Do you often have trouble getting to sleep? Maybe you frequently wake during the night and don’t feel rested in the morning.
Stress and changing routines can make it difficult to get quality rest. However, there are many ways you can work toward improving this situation. Here are ten habits that can result in better sleep.
1. Keep a Consistent Schedule
Your body’s internal clock responds best when you have a consistent bedtime and wake time. It takes discipline to stick to a schedule, especially on the weekends. However, you’re sure to find it helps you get to sleep and feel more rested.
2. Implant a Bedtime Routine
In the last couple of hours before you go to bed, follow a regular routine. Choose calming activities so your brain gets the message that it’s almost time to sleep. For example, a warm bath or shower can help you relax.
3. Replace Your Mattress
It’s often hard to get to sleep if your bedding isn’t comfortable. Even the best mattress brands need replacing at least once every ten to fifteen years. If yours is past its prime, consider a new one that can provide you better support during the night. Having a mattress that supports your body during the night is essential for allowing your muscles to properly relax, which in turn allows your body to repair itself better. Looking into a shortlist of recommendations for the Best Mattress Australia (or elsewhere more relevant for you) can give you an idea of the profile of the mattresses out there, allowing you to decide what it is you’re truly after.
4. Dim the Lights in the Evening
Bright light sends our brains the message that it’s time to be awake and active. For this reason, reducing illumination in the hours before bedtime helps the brain and body slow down, ready for rest.
5. Avoid Napping
If you often take a nap in the middle of the day, you may need to learn to push through until bedtime. An afternoon snooze may interfere with your ability to get to sleep at night.
6. Exercise Daily
Everyone knows that exercise has many health benefits, but did you know it can also help you rest better? Vigorous physical activity, especially in the afternoon, may leave you feeling sleepier at night.
7. Control Temperature
Most people sleep best in temperatures between 60 and 67 degrees Fahrenheit. Try to keep your bedroom in this range for the best chances of resting well at night.
8. Make Your Room Dark
Darkness typically facilitates sleep. If your bedroom gets a lot of illumination from street lights, you may need to invest in blackout curtains. Eyeshades can also help resolve this issue.

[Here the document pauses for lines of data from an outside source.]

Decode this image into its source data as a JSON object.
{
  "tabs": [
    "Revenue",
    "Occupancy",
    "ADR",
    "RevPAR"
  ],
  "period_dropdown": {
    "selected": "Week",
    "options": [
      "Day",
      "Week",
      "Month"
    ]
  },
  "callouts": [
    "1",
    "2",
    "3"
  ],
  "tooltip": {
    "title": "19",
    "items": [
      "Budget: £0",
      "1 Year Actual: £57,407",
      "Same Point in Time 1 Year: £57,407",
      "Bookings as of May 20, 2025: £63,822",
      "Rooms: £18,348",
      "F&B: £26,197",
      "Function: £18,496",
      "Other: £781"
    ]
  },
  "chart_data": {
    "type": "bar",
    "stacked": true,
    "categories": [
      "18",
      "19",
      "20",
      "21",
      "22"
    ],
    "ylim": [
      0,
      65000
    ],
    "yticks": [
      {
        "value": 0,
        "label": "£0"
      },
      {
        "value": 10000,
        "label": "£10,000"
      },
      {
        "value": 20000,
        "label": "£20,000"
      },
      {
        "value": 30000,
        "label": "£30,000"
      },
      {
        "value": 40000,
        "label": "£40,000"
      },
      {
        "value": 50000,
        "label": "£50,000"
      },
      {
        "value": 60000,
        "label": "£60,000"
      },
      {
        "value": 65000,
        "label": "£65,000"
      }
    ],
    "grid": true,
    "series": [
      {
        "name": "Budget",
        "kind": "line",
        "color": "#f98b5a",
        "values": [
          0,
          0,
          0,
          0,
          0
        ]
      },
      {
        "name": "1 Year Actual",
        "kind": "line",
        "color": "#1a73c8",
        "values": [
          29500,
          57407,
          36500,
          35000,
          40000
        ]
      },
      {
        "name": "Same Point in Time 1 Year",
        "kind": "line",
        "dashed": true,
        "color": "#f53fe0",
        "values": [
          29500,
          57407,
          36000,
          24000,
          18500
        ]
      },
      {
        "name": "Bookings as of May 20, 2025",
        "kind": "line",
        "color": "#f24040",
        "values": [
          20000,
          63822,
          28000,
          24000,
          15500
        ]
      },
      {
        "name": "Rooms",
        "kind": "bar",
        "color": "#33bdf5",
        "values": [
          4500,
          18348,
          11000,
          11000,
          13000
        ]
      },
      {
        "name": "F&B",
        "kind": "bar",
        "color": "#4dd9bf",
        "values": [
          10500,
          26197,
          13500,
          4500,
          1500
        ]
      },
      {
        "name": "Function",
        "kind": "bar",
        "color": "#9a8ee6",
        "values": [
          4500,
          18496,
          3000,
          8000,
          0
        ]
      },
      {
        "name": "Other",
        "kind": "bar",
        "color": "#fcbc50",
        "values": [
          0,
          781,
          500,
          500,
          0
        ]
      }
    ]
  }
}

Even tiny lights from electronic devices can interfere with sleep. Turn off or cover anything that produces illumination.
9. Reduce Noise
Most people sleep best when it’s quiet. If noise from a busy street or a partner’s loud breathing disturbs you, consider using earplugs. You may also wish to try a fan, humidifier, or white noise generator to help drown out such sounds.
10. Try Relaxing Food Supplements
Melatonin is a hormone the human body produces. It plays a key role in controlling your sleep cycle. If the above tips aren’t enough to improve your rest, you might want to consider a supplement.
Several other natural products can help you relax and sleep better. These include:
- Ginkgo biloba
- Valerian root
There are many habits you can cultivate to improve your sleep. You can start by keeping a consistent schedule and implanting a bedtime routine. Replacing your mattress and dimming lights in the evening may also help.
Avoid naps, exercise daily, and keep your room cool, dark, and quiet. If you still have trouble resting, try a natural supplement like melatonin. Doing all this will help you sleep better at night.